IF has major objections to this development and made Press Statements calling on politicians to amend legislation.  IF promotes correct imaging of disability in the media on national and international levels

At the 12th International Conference for Spina Bifida and Hydrocephalus of IF in Toulouse in 2000 a resolution emphasised the right to live of people with Spina Bifida and/or Hydrocephalus. In 2002 this resolution was completed with the following call for action by IF members:

1. Create and promote an International Knowledge Centre to provide access to the full range of issues related to Spina Bifida and Hydrocephalus.
2. Promote research into the causes of Neural Tube Defects and in particular the role folate plays.
3. Monitor the message promoted in prevention campaigns to safeguard the dignity of people with a disability.
4. Promote awareness of the effects of discriminatory practices both in the language used by professionals and the practice of administering medical insurance.
5. Organise awareness raising activities so that more people are aware of Spina Bifida and Hydrocephalus.

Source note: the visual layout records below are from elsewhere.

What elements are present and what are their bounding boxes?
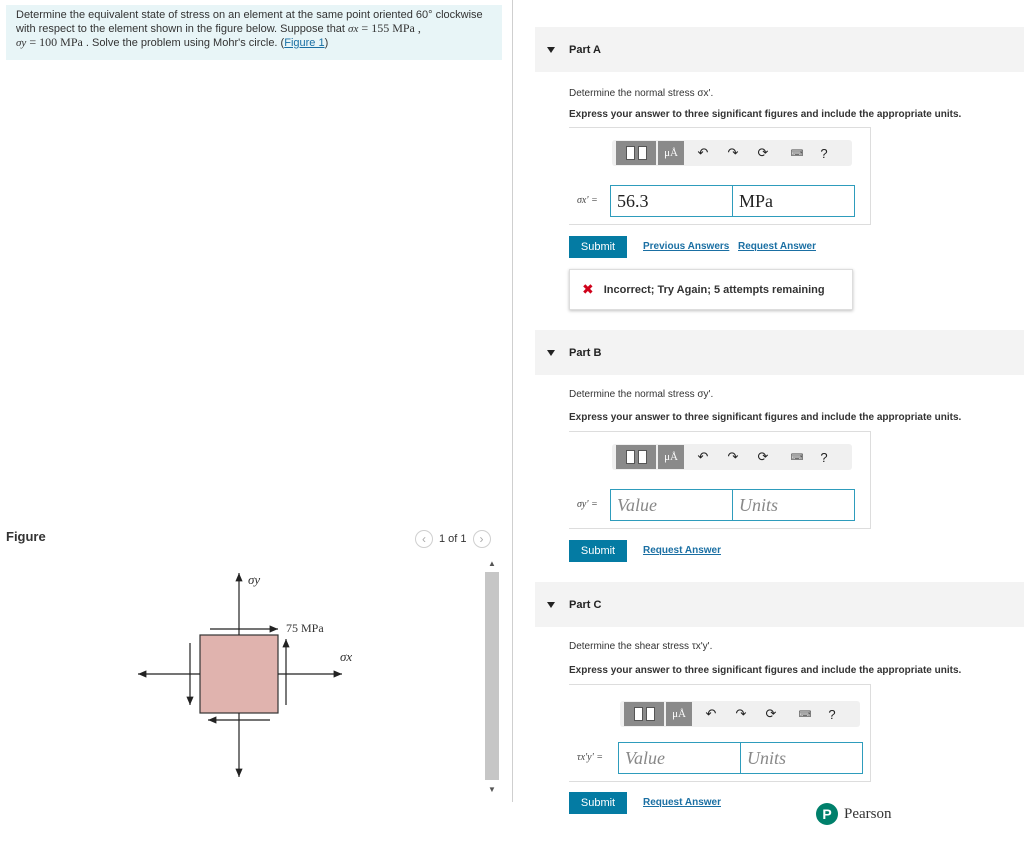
part-a-submit-button[interactable]: Submit	[569, 236, 627, 258]
figure-title: Figure	[6, 529, 46, 544]
pager-text: 1 of 1	[439, 533, 467, 545]
stress-element-figure	[130, 565, 370, 785]
scroll-thumb[interactable]	[485, 572, 499, 780]
reset-icon[interactable]: ⟳	[757, 449, 769, 464]
sigma-x-symbol: σx	[348, 23, 359, 35]
pearson-name: Pearson	[844, 805, 892, 822]
part-a-units-input[interactable]: MPa	[732, 185, 855, 217]
previous-answers-link[interactable]: Previous Answers	[643, 241, 730, 252]
scroll-down-icon[interactable]: ▼	[488, 784, 496, 794]
problem-line-3-close: )	[324, 37, 329, 49]
reset-icon[interactable]: ⟳	[765, 706, 777, 721]
scroll-up-icon[interactable]: ▲	[488, 558, 496, 568]
column-divider	[512, 0, 513, 802]
part-b-value-input[interactable]: Value	[610, 489, 733, 521]
figure-link[interactable]: Figure 1	[284, 37, 325, 49]
help-button[interactable]: ?	[820, 449, 828, 465]
part-c-answer-box	[569, 684, 871, 782]
part-c-toolbar	[620, 701, 860, 727]
problem-line-3-text: . Solve the problem using Mohr's circle. (	[82, 37, 285, 49]
problem-line-3	[16, 36, 492, 50]
part-b-question: Determine the normal stress σy'.	[569, 389, 714, 400]
part-b-header[interactable]	[535, 330, 1024, 375]
part-c-question: Determine the shear stress τx'y'.	[569, 641, 713, 652]
undo-icon[interactable]: ↶	[697, 145, 709, 160]
prev-figure-button[interactable]: ‹	[415, 530, 433, 548]
part-c-variable-label: τx'y' =	[577, 752, 603, 763]
collapse-triangle-icon	[547, 47, 555, 53]
part-a-request-answer-link[interactable]: Request Answer	[738, 241, 816, 252]
problem-line-2	[16, 22, 492, 36]
part-b-answer-box	[569, 431, 871, 529]
part-b-submit-button[interactable]: Submit	[569, 540, 627, 562]
undo-icon[interactable]: ↶	[705, 706, 717, 721]
figure-scrollbar[interactable]	[484, 556, 500, 798]
templates-button[interactable]	[616, 445, 656, 469]
next-figure-button[interactable]: ›	[473, 530, 491, 548]
pearson-brand	[816, 803, 892, 825]
collapse-triangle-icon	[547, 350, 555, 356]
keyboard-icon[interactable]: ⌨	[790, 147, 804, 158]
shear-label: 75 MPa	[286, 621, 324, 635]
help-button[interactable]: ?	[828, 706, 836, 722]
redo-icon[interactable]: ↷	[735, 706, 747, 721]
keyboard-icon[interactable]: ⌨	[798, 708, 812, 719]
part-c-value-input[interactable]: Value	[618, 742, 741, 774]
part-a-feedback-text: Incorrect; Try Again; 5 attempts remaining	[603, 283, 825, 296]
part-a-value-input[interactable]: 56.3	[610, 185, 733, 217]
undo-icon[interactable]: ↶	[697, 449, 709, 464]
units-button[interactable]: μÅ	[658, 445, 684, 469]
redo-icon[interactable]: ↷	[727, 449, 739, 464]
stress-element-block	[200, 635, 278, 713]
part-c-actions-clipped	[535, 792, 1024, 809]
units-button[interactable]: μÅ	[666, 702, 692, 726]
part-c-submit-button[interactable]: Submit	[569, 792, 627, 814]
part-c-header[interactable]	[535, 582, 1024, 627]
part-b-request-answer-link[interactable]: Request Answer	[643, 545, 721, 556]
part-c-title: Part C	[569, 598, 602, 611]
sigma-y-symbol: σy	[16, 37, 27, 49]
part-b-toolbar	[612, 444, 852, 470]
collapse-triangle-icon	[547, 602, 555, 608]
part-b-instruction: Express your answer to three significant figures and include the appropriate units.	[569, 412, 962, 423]
problem-line-2-text: with respect to the element shown in the figure below. Suppose that	[16, 23, 349, 35]
part-b-units-input[interactable]: Units	[732, 489, 855, 521]
part-c-request-answer-link[interactable]: Request Answer	[643, 797, 721, 808]
sigma-y-value: = 100 MPa	[29, 35, 83, 49]
pearson-logo-icon: P	[816, 803, 838, 825]
part-a-toolbar	[612, 140, 852, 166]
templates-button[interactable]	[624, 702, 664, 726]
part-b-variable-label: σy' =	[577, 499, 598, 510]
part-a-feedback	[569, 269, 853, 310]
redo-icon[interactable]: ↷	[727, 145, 739, 160]
part-c-instruction: Express your answer to three significant figures and include the appropriate units.	[569, 665, 962, 676]
part-a-title: Part A	[569, 43, 601, 56]
sigma-x-value: = 155 MPa ,	[361, 21, 421, 35]
part-a-header[interactable]	[535, 27, 1024, 72]
units-button[interactable]: μÅ	[658, 141, 684, 165]
sigma-y-label: σy	[248, 572, 261, 587]
keyboard-icon[interactable]: ⌨	[790, 451, 804, 462]
part-a-instruction: Express your answer to three significant figures and include the appropriate units.	[569, 109, 962, 120]
problem-statement	[6, 5, 502, 60]
sigma-x-label: σx	[340, 649, 353, 664]
templates-button[interactable]	[616, 141, 656, 165]
figure-pager	[415, 529, 491, 549]
help-button[interactable]: ?	[820, 145, 828, 161]
problem-line-1: Determine the equivalent state of stress on an element at the same point oriented 60° clockwise	[16, 9, 483, 21]
part-c-units-input[interactable]: Units	[740, 742, 863, 774]
part-a-variable-label: σx' =	[577, 195, 598, 206]
reset-icon[interactable]: ⟳	[757, 145, 769, 160]
part-b-title: Part B	[569, 346, 602, 359]
part-a-question: Determine the normal stress σx'.	[569, 88, 714, 99]
part-a-answer-box	[569, 127, 871, 225]
incorrect-icon: ✖	[582, 281, 594, 297]
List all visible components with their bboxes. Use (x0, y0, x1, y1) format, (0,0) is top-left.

Based on the resolution ‘the right to be different’ IF worked together with the Human Right Committee of the European Disability forum (EDF) on a European resolution on Prenatal Diagnosis and Termination of Pregnancy for all Disabilities. This resolution was unanimously accepted at the EDF General Meeting in Athens in 2003. The IF resolution was presented and accepted at the General Meeting of the American Association for Spina Bifida.

IF is preparing a statement on late termination on pregnancy directed at the UN. IF expects that in this specific discussion the new European Member States will have a strong impact because of their religious backgrounds, and should therefore be actively involved.

Supported by the European Union (budget line ‘Youth, Civil Society, Communication’), IF has worked out a project to continue and monitor the ethical discussion on prenatal selection in all European countries and specifically to initiate the discussion in the new European Member States, involving the spina bifida and/or hydrocephalus user groups network towards legislative reflection and action. This project will run from May 2004 till August 2005 and will map the actual political and ethical situation in the European countries, including the new Member States, map all actors and factors in the ethical discussion and select examples of good practice on national and European levels.